[Date Prev][Date Next] [Chronological] [Thread] [Top]

Re: RE : Add flag to UTF8normalize and pals to allow accent stripping



On Mon, Feb 25, 2002 at 03:24:56PM +0100, John Hughes wrote:
> > Where did you find the ucisnonspacing(), has that recently been added
> to the
> > ucdata lib? I can't find it anywhere.
> 
> ldap/libraries/liblunicode/ucdata/ucdata.h

Ah of course, it's a macro. I grepped in the wrong place.
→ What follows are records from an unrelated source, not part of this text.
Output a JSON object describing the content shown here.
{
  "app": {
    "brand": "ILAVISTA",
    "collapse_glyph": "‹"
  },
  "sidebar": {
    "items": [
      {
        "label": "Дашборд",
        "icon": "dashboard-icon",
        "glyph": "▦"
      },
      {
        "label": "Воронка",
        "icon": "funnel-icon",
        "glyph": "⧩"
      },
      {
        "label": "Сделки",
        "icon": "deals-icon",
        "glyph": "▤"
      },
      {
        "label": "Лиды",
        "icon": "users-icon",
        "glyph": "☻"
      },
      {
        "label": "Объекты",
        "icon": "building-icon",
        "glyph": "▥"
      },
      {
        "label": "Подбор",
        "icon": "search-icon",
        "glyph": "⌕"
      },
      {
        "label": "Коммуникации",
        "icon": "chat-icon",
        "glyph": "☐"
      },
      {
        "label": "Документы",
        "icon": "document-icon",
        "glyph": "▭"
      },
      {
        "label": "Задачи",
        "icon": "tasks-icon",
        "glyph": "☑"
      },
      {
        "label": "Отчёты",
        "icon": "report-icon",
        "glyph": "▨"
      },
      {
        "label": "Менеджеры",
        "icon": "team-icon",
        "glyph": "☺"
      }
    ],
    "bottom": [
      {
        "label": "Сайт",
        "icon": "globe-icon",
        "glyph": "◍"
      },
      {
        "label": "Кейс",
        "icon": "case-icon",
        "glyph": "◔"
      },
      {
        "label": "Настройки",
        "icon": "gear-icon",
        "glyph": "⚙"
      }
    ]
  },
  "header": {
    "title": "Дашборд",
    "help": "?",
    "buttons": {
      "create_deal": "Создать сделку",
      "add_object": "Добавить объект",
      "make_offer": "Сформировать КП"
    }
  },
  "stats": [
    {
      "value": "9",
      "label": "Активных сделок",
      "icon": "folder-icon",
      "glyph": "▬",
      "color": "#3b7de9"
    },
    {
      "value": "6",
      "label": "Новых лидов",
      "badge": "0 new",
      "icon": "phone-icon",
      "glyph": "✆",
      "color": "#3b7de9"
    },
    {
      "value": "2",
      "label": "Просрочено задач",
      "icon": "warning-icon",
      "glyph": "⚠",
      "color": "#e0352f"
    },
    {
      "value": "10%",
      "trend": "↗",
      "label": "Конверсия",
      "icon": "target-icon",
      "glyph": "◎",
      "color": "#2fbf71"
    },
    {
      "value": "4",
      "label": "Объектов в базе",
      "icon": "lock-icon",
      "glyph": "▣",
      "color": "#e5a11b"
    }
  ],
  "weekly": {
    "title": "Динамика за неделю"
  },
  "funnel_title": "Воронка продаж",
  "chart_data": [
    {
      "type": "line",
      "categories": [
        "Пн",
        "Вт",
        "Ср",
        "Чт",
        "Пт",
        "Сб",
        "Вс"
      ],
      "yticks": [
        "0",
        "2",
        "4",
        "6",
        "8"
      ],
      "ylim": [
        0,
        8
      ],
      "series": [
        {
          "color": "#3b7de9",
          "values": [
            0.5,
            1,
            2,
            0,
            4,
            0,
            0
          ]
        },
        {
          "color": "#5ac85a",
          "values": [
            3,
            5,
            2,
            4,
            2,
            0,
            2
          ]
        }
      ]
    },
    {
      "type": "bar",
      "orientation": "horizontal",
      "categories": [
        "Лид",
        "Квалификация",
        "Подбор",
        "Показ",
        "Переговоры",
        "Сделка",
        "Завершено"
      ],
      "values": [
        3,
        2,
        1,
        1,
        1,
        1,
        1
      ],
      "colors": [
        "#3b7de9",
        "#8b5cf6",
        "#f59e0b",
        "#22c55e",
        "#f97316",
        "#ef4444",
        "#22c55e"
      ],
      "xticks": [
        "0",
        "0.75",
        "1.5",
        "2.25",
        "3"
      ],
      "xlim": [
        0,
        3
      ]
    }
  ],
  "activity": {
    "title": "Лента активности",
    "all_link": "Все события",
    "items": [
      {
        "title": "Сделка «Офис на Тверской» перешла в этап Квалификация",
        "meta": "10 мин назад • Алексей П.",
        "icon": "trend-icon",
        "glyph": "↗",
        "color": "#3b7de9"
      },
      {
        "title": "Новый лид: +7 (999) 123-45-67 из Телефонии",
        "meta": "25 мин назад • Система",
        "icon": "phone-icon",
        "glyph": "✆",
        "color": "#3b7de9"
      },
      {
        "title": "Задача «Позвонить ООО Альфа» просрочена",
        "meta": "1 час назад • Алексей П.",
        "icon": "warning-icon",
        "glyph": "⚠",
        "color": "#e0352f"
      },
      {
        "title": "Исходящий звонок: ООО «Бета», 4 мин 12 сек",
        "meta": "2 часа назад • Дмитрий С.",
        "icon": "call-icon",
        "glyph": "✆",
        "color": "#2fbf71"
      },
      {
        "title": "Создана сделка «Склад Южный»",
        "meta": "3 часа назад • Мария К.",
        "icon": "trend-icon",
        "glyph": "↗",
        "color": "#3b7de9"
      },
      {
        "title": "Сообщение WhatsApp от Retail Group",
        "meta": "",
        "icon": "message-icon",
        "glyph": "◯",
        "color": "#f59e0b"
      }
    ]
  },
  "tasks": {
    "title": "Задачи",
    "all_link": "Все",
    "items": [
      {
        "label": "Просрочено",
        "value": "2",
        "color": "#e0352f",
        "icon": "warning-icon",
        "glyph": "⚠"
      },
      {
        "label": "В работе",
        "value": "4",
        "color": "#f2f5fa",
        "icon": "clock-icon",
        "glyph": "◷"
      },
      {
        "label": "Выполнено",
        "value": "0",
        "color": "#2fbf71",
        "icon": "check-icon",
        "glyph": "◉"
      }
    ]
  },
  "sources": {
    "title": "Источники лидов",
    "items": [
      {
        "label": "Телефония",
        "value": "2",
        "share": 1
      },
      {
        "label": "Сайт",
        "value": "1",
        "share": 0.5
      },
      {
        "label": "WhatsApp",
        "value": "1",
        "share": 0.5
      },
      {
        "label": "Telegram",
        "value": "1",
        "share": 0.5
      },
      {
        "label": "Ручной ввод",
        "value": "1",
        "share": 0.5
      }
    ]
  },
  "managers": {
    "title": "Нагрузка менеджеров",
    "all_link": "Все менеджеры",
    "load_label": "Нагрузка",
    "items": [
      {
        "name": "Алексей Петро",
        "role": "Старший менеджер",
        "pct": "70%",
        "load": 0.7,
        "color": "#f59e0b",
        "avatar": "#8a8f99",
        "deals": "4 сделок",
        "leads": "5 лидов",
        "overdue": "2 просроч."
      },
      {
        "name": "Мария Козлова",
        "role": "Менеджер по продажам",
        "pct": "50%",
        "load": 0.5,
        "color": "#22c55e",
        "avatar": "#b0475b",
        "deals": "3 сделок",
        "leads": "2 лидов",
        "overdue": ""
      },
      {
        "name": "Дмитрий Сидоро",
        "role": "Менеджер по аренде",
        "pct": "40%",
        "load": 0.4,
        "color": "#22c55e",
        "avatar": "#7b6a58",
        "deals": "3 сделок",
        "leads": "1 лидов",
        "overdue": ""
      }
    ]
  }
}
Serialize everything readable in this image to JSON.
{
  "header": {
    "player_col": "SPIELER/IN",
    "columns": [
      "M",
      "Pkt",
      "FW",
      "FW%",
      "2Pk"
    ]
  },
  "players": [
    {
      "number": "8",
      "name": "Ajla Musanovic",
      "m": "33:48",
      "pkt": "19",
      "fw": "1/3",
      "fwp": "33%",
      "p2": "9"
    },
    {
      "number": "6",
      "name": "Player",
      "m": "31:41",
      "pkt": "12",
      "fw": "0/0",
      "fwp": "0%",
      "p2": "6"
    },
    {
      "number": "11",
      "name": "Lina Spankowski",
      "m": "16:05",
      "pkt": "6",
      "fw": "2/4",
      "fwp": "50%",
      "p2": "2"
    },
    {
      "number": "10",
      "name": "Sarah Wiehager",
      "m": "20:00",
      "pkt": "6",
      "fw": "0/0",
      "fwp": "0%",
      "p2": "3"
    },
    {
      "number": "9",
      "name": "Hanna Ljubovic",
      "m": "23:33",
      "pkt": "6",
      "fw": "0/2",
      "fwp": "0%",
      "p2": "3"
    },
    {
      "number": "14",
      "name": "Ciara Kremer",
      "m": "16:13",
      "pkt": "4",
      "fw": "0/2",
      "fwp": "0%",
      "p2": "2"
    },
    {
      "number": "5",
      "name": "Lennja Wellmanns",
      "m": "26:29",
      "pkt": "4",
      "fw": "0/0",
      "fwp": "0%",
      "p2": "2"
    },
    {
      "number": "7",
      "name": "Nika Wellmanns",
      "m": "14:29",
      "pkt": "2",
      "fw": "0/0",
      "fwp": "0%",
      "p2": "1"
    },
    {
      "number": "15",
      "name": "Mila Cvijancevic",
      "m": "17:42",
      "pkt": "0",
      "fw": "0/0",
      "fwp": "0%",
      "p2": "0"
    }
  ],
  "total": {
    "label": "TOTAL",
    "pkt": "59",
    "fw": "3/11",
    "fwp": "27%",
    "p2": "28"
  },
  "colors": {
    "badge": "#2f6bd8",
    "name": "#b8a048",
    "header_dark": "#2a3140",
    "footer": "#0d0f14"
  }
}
> > Maybe we should only do it with those specific characters that some of
> > you want to treat as equivalent?
> 
> To be realy correct I guess it should be language specific.
> 
> For example in French most people would expect Noël = Noel,
> but Germans might like ö = oe.

To cater for French, we could replace ë, é, è (what others?) with just e
and it wouldn't affect the German umlauts at all. In Norwegian and some
other languages the accent is usually ignored as well. Say a word like
café is sometimes written as cafe. And one can use accents optionally in
some Norwegian words. So, an ugly hack could be to have a table for
mappings that people can modify and enable at compile time. It is ugly
though. To do it correctly we should use language tags and the collation
table for the given language I think.

BTW, we should also do case insensitive comparisons differently. And that
might also depend on language tags/locales.

Stig